Whereas capitalist austerity is inherently depressionary, reverse-austerity, as I outlined it, has no depressionary effect at all.


This is an interesting suggestion – but it begs many questions. For starters, if the government goes bankrupt ( I assume you mean defaults on its debts) how will the currency be worth anything? And without a functioning government how would we implement a policy of drastically reducing the hours of labor for the pay of full time work? It seems to me that you would need the government to mandate this reduction in “socially necessary” labor hours – and that without such a mandate the population wouldn’t be insulated from the effects of bankruptcy.
Having said that your analysis seems to make sense from a macro-economic point of view – Working less for the same pay would keep everyone employed.
Thanks for your comments, Al. A few answers to you questions:
“…if the government goes bankrupt ( I assume you mean defaults on its debts) how will the currency be worth anything?
This is why the country in question must move to adopt the dollar, which is immune to default risk — or at least low enough on the scale of risk as to be immune.
“And without a functioning government how would we implement a policy of drastically reducing the hours of labor for the pay of full time work.”
Surprising as it may seem, you do not need a budget to enforce laws reducing hours of work. People will not work one minute longer than they have to.
” Working less for the same pay would keep everyone employed.”
This has nothing to do with working less for the same pay. Remember, the currency is just a worthless piece of paper. Prices can adjust to any level of real economic activity. If hours are reduced, prices will have to fall because there will be less wasted labor overhead. So, even with less wages, the actual income of the working class will increase, because prices will have to fall faster. The scam used against us all of these years is the common misconception that the amount of currency we are paid has some definite relationship to our material standard of living. This is not true.

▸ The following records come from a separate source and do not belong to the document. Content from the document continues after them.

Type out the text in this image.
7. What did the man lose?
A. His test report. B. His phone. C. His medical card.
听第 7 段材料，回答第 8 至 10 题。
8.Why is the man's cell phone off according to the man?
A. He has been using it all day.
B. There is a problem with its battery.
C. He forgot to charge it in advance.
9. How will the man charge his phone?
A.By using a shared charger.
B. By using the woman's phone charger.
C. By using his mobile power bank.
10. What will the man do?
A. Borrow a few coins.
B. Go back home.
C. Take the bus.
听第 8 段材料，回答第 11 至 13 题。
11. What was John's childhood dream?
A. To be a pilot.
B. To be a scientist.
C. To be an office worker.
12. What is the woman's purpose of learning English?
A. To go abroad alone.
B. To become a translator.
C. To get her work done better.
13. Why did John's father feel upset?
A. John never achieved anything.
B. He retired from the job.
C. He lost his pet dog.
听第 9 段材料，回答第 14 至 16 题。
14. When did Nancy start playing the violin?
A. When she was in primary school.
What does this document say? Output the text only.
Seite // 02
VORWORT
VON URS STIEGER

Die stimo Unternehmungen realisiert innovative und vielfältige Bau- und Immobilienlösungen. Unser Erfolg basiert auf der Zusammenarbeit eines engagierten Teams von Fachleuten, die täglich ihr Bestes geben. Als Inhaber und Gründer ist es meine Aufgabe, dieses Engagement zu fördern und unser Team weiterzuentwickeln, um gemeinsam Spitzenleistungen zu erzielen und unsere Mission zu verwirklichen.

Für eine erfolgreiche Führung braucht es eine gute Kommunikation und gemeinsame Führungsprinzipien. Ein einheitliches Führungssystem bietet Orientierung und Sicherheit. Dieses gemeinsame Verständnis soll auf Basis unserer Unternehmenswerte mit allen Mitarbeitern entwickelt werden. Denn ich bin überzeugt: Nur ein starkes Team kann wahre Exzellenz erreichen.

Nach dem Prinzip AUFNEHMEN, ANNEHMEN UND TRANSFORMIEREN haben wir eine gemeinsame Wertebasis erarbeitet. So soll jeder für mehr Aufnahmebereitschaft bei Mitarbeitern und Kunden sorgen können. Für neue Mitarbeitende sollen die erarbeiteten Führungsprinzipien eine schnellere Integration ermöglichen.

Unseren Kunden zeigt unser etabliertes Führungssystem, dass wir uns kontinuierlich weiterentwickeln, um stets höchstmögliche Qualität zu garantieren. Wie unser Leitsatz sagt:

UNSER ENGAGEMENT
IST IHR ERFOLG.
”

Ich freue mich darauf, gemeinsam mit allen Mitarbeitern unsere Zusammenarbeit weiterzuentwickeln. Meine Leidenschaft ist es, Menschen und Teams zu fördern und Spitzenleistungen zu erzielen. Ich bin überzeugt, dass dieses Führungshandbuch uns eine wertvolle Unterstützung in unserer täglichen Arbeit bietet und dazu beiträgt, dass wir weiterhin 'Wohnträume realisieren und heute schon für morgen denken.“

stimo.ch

Thank you for the response. If I follow your argument, you are suggesting as more and more people end up in part time and/or seasonal employment, they will make less. Thus prices for goods and services will have to fall given that there is less demand for them. If this is the case, mass deflation will eventually cause the system to mutate into something like communism? It’s a nifty description of the road we seem to be on but it still begs all sorts of questions – and this is where I think political considerations are still relavant to the discussion. I can certainly see the logic but it suggests decades of suffering at levels of deprivation not seen in the united States since the great depression. And given the standard of living most Americans have come to expect, the trajectory your describing will lead to massive unrest and will likely provoke massive resistance from both the left and the right. In my experience it is the right the tend to have the guns and far more innovative at mobilizing people. Thus larger regional or even a world conflict would seem just as likely as progress toward communism. In fact, we don’t have to imagine it – we just have to look at what happened in the 1930′s.
I think there are two things to separate: the scenario you outline is going to happen in any event. My argument is designed to avoid that by immunizing the working population from its effect. Simply stated, the scenario you outline is nothing more than a futile attempt made by capital to shift the burden of the inevitable collapse of capitalism onto workers. We can prevent precisely what you expect by reducing hours of work.